Now nodeBuffer can be used directly with Node’s file system and networking modules.

💾 To Disk: Writing a Buffer to a File

The built-in fs (File System) module lets you read and write files. Its writeFile and writeFileSync methods accept Buffer objects directly.

buffer-write-file.js


import fs from 'fs';
 
// 1. Create our binary data in an ArrayBuffer.
const buffer = new ArrayBuffer(8);
const view = new DataView(buffer);
view.setUint32(0, 2024);    // Write a 4-byte integer.
view.setFloat32(4, 3.14);  // Write a 4-byte float.
 
// 2. Convert to a Node.js Buffer.
const nodeBuffer = Buffer.from(buffer);
 
// 3. Write the Buffer directly to a file.
try {
  fs.writeFileSync('data.bin', nodeBuffer);
  console.log('File saved successfully!');
} catch (err) {
  console.error('Error writing file:', err);
}
 
// To read it back:
// const dataFromFile = fs.readFileSync('data.bin');
// console.log(dataFromFile);

🌐 To the Network: Sending a Buffer over HTTP

Node.js’s http module allows you to create servers and clients that can send and receive binary data.

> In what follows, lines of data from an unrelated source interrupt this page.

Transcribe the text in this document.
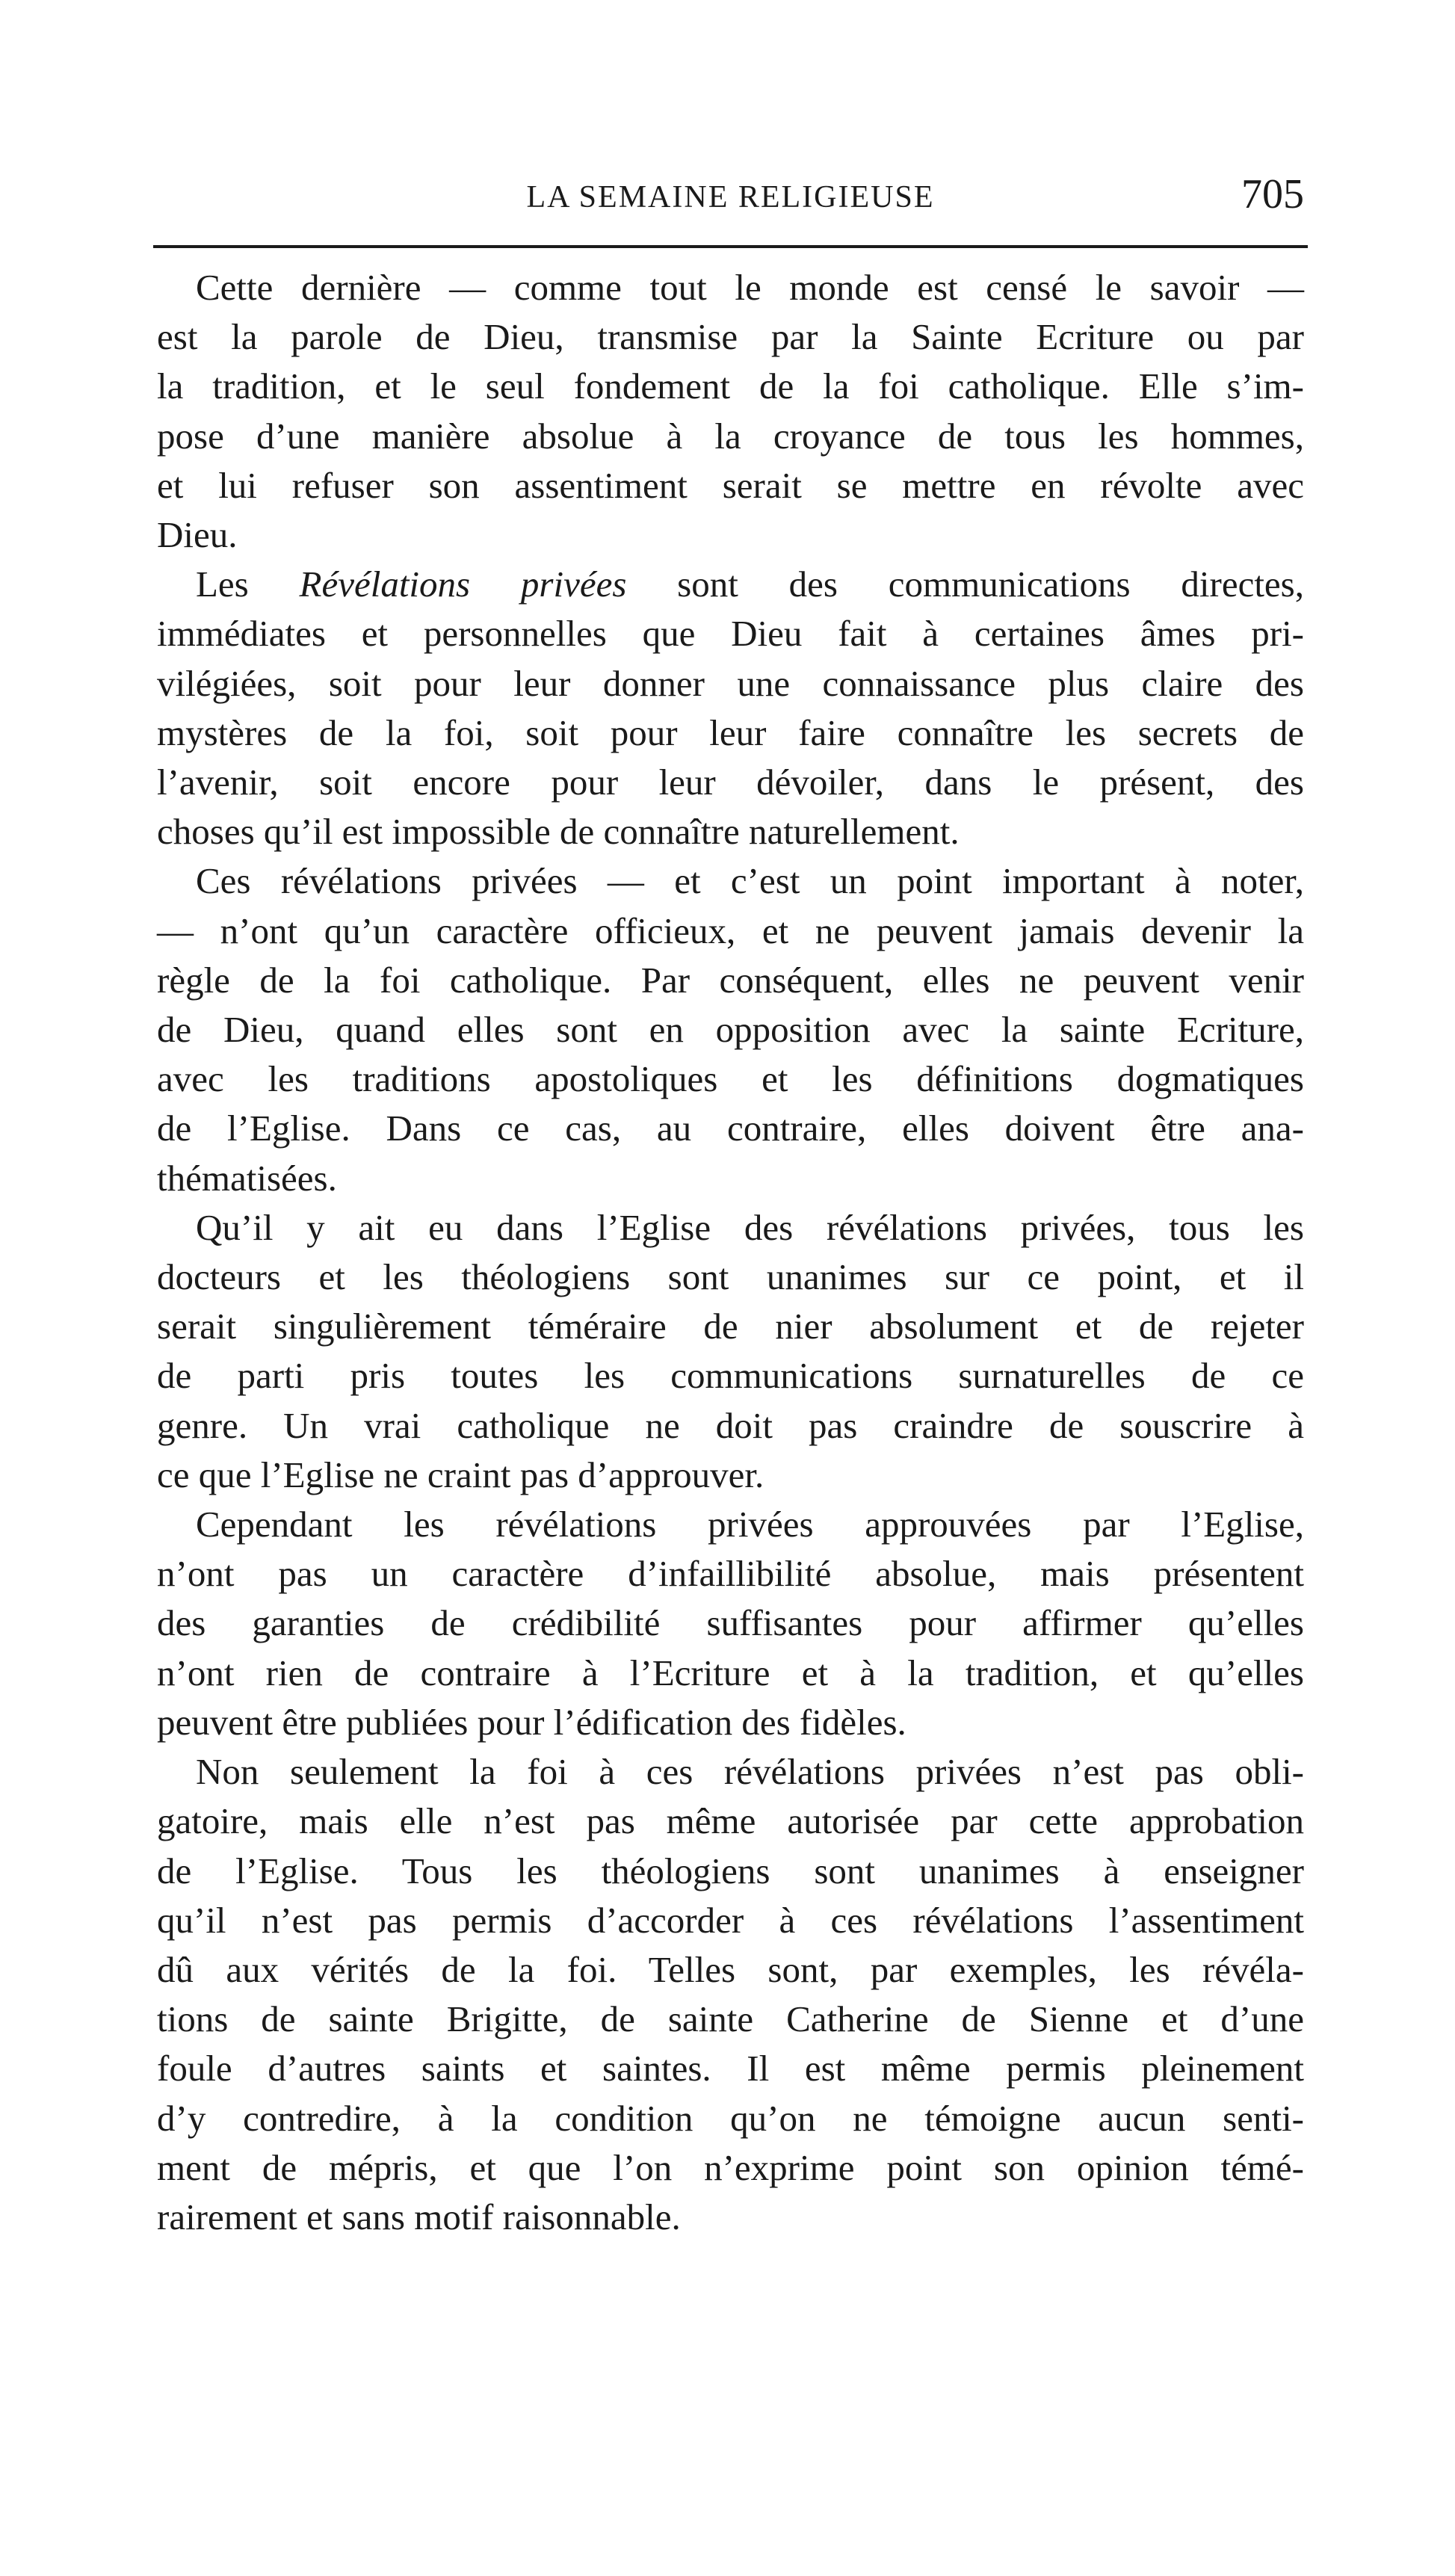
LA SEMAINE RELIGIEUSE	705

Cette dernière — comme tout le monde est censé le savoir —
est la parole de Dieu, transmise par la Sainte Ecriture ou par
la tradition, et le seul fondement de la foi catholique. Elle s’im-
pose d’une manière absolue à la croyance de tous les hommes,
et lui refuser son assentiment serait se mettre en révolte avec
Dieu.

Les Révélations privées sont des communications directes,
immédiates et personnelles que Dieu fait à certaines âmes pri-
vilégiées, soit pour leur donner une connaissance plus claire des
mystères de la foi, soit pour leur faire connaître les secrets de
l’avenir, soit encore pour leur dévoiler, dans le présent, des
choses qu’il est impossible de connaître naturellement.

Ces révélations privées — et c’est un point important à noter,
— n’ont qu’un caractère officieux, et ne peuvent jamais devenir la
règle de la foi catholique. Par conséquent, elles ne peuvent venir
de Dieu, quand elles sont en opposition avec la sainte Ecriture,
avec les traditions apostoliques et les définitions dogmatiques
de l’Eglise. Dans ce cas, au contraire, elles doivent être ana-
thématisées.

Qu’il y ait eu dans l’Eglise des révélations privées, tous les
docteurs et les théologiens sont unanimes sur ce point, et il
serait singulièrement téméraire de nier absolument et de rejeter
de parti pris toutes les communications surnaturelles de ce
genre. Un vrai catholique ne doit pas craindre de souscrire à
ce que l’Eglise ne craint pas d’approuver.

Cependant les révélations privées approuvées par l’Eglise,
n’ont pas un caractère d’infaillibilité absolue, mais présentent
des garanties de crédibilité suffisantes pour affirmer qu’elles
n’ont rien de contraire à l’Ecriture et à la tradition, et qu’elles
peuvent être publiées pour l’édification des fidèles.

Non seulement la foi à ces révélations privées n’est pas obli-
gatoire, mais elle n’est pas même autorisée par cette approbation
de l’Eglise. Tous les théologiens sont unanimes à enseigner
qu’il n’est pas permis d’accorder à ces révélations l’assentiment
dû aux vérités de la foi. Telles sont, par exemples, les révéla-
tions de sainte Brigitte, de sainte Catherine de Sienne et d’une
foule d’autres saints et saintes. Il est même permis pleinement
d’y contredire, à la condition qu’on ne témoigne aucun senti-
ment de mépris, et que l’on n’exprime point son opinion témé-
rairement et sans motif raisonnable.
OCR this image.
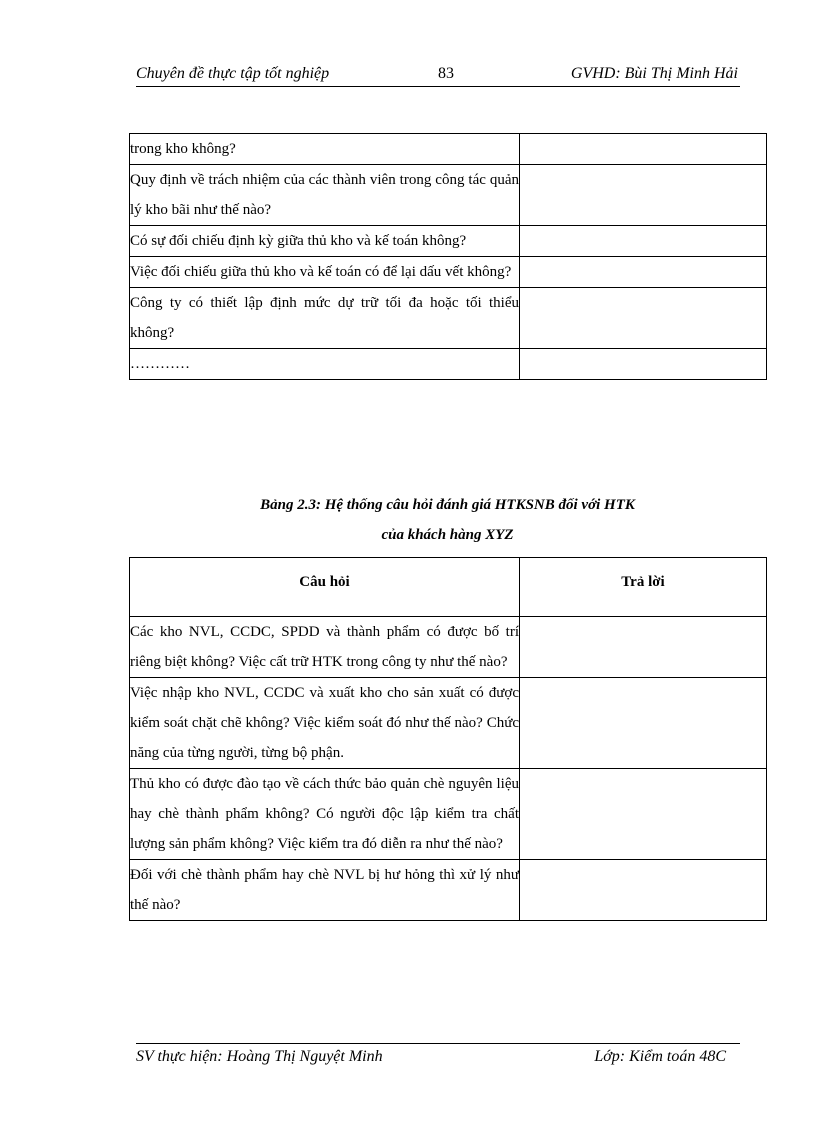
Chuyên đề thực tập tốt nghiệp	83	GVHD: Bùi Thị Minh Hải
trong kho không?	
Quy định về trách nhiệm của các thành viên trong công tác quản lý kho bãi như thế nào?	
Có sự đối chiếu định kỳ giữa thủ kho và kế toán không?	
Việc đối chiếu giữa thủ kho và kế toán có để lại dấu vết không?	
Công ty có thiết lập định mức dự trữ tối đa hoặc tối thiểu không?	
…………	
Bảng 2.3: Hệ thống câu hỏi đánh giá HTKSNB đối với HTK
của khách hàng XYZ
Câu hỏi	Trả lời

Các kho NVL, CCDC, SPDD và thành phẩm có được bố trí riêng biệt không? Việc cất trữ HTK trong công ty như thế nào?	
Việc nhập kho NVL, CCDC và xuất kho cho sản xuất có được kiểm soát chặt chẽ không? Việc kiểm soát đó như thế nào? Chức năng của từng người, từng bộ phận.	
Thủ kho có được đào tạo về cách thức bảo quản chè nguyên liệu hay chè thành phẩm không? Có người độc lập kiểm tra chất lượng sản phẩm không? Việc kiểm tra đó diễn ra như thế nào?	
Đối với chè thành phẩm hay chè NVL bị hư hỏng thì xử lý như thế nào?	
SV thực hiện: Hoàng Thị Nguyệt Minh	Lớp: Kiểm toán 48C
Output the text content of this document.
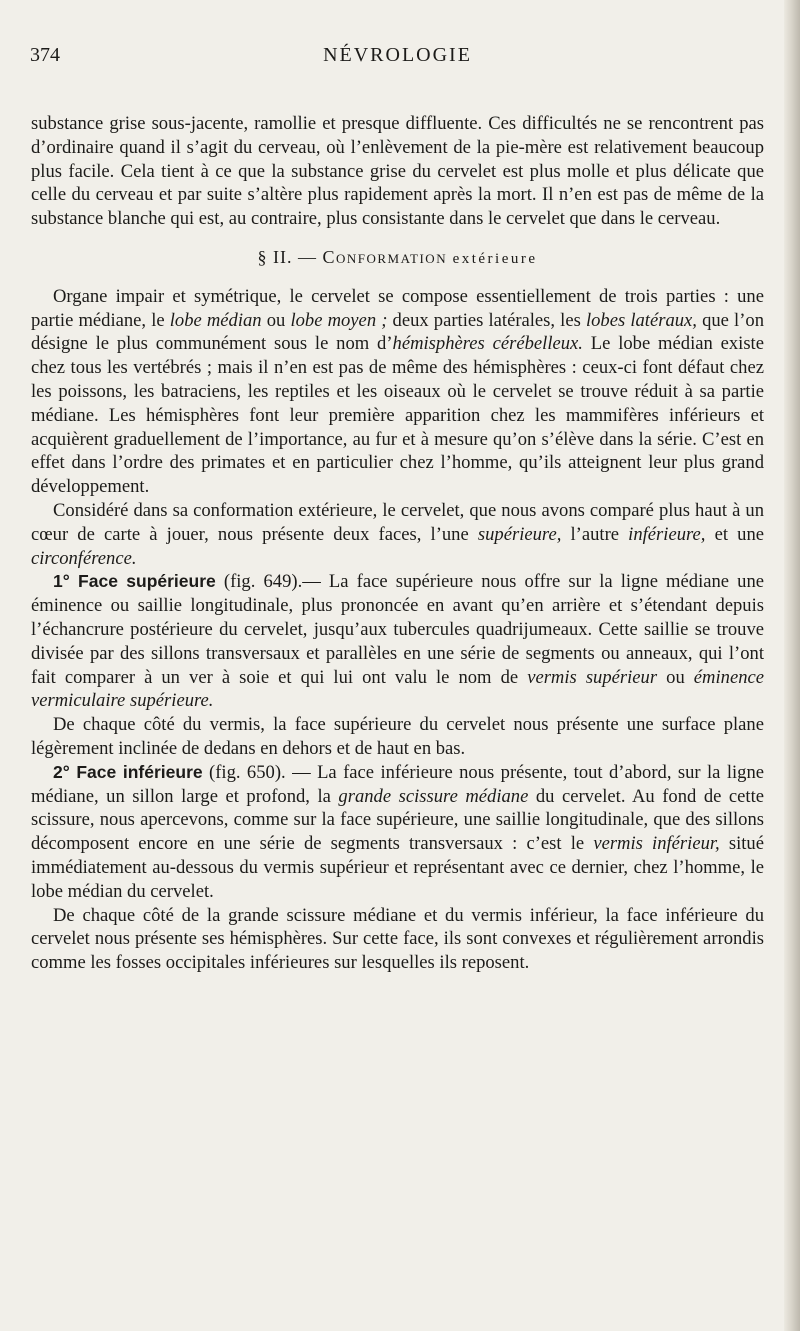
374	NÉVROLOGIE

substance grise sous-jacente, ramollie et presque diffluente. Ces difficultés ne se rencontrent pas d’ordinaire quand il s’agit du cerveau, où l’enlèvement de la pie-mère est relativement beaucoup plus facile. Cela tient à ce que la substance grise du cervelet est plus molle et plus délicate que celle du cerveau et par suite s’altère plus rapidement après la mort. Il n’en est pas de même de la substance blanche qui est, au contraire, plus consistante dans le cervelet que dans le cerveau.

§ II. — Conformation extérieure

Organe impair et symétrique, le cervelet se compose essentiellement de trois parties : une partie médiane, le lobe médian ou lobe moyen ; deux parties latérales, les lobes latéraux, que l’on désigne le plus communément sous le nom d’hémisphères cérébelleux. Le lobe médian existe chez tous les vertébrés ; mais il n’en est pas de même des hémisphères : ceux-ci font défaut chez les poissons, les batraciens, les reptiles et les oiseaux où le cervelet se trouve réduit à sa partie médiane. Les hémisphères font leur première apparition chez les mammifères inférieurs et acquièrent graduellement de l’importance, au fur et à mesure qu’on s’élève dans la série. C’est en effet dans l’ordre des primates et en particulier chez l’homme, qu’ils atteignent leur plus grand développement.

Considéré dans sa conformation extérieure, le cervelet, que nous avons comparé plus haut à un cœur de carte à jouer, nous présente deux faces, l’une supérieure, l’autre inférieure, et une circonférence.

1° Face supérieure (fig. 649).— La face supérieure nous offre sur la ligne médiane une éminence ou saillie longitudinale, plus prononcée en avant qu’en arrière et s’étendant depuis l’échancrure postérieure du cervelet, jusqu’aux tubercules quadrijumeaux. Cette saillie se trouve divisée par des sillons transversaux et parallèles en une série de segments ou anneaux, qui l’ont fait comparer à un ver à soie et qui lui ont valu le nom de vermis supérieur ou éminence vermiculaire supérieure.

De chaque côté du vermis, la face supérieure du cervelet nous présente une surface plane légèrement inclinée de dedans en dehors et de haut en bas.

2° Face inférieure (fig. 650). — La face inférieure nous présente, tout d’abord, sur la ligne médiane, un sillon large et profond, la grande scissure médiane du cervelet. Au fond de cette scissure, nous apercevons, comme sur la face supérieure, une saillie longitudinale, que des sillons décomposent encore en une série de segments transversaux : c’est le vermis inférieur, situé immédiatement au-dessous du vermis supérieur et représentant avec ce dernier, chez l’homme, le lobe médian du cervelet.

De chaque côté de la grande scissure médiane et du vermis inférieur, la face inférieure du cervelet nous présente ses hémisphères. Sur cette face, ils sont convexes et régulièrement arrondis comme les fosses occipitales inférieures sur lesquelles ils reposent.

When sending binary data, you can use the Buffer directly in the response.

buffer-server.js


import http from 'http';
 
// Create a simple HTTP server.
const server = http.createServer((req, res) => {
  // 1. Create our binary data in an ArrayBuffer.
  const buffer = new ArrayBuffer(8);
  const view = new DataView(buffer);
  view.setUint32(0, 2024); // Write a 4-byte integer.
  view.setFloat32(4, 3.14); // Write a 4-byte float.
 
  // 2. Convert to a Node.js Buffer.
  const nodeBuffer = Buffer.from(buffer);
 
  //   3. Set the response headers to allow CORS and indicate binary content.
  res.setHeader("Access-Control-Allow-Origin", "*");
 
  // 4. Send the Buffer as the response.
  res.writeHead(200, { "Content-Type": "application/octet-stream" });
  res.end(nodeBuffer);
});
 
// Start the server.
server.listen(5000, () => {
  console.log("Server listening on http://localhost:5000");
});

Now, when you access http://localhost:5000, the server will respond with the binary data stored in the ArrayBuffer, wrapped in a Node.js Buffer.

buffer-client.js


// using fetch in a browser or Node.js client
async function fetchData() {
  try {
    const response = await fetch('http://localhost:5000');
 
    if (!response.ok) {
      throw new Error(`HTTP error! Status: ${response.status}`);
    }
 
    // Get the response body as an ArrayBuffer
    const arrayBuffer = await response.arrayBuffer();
 
    // Create a DataView to read from the buffer
    const view = new DataView(arrayBuffer);
 
    // Read the 4-byte unsigned integer from the start (offset 0)
    const intValue = view.getUint32(0);
 
    // Read the 4-byte float from offset 4
    const floatValue = view.getFloat32(4);
 
    console.log(`Successfully fetched and parsed data:`);
    console.log(`Integer Value: ${intValue}`);   // Should be 2024
    console.log(`Float Value: ${floatValue}`); // Should be ~3.14
 
  } catch (error) {
    console.error('Failed to fetch data:', error);
  }
}
 
fetchData();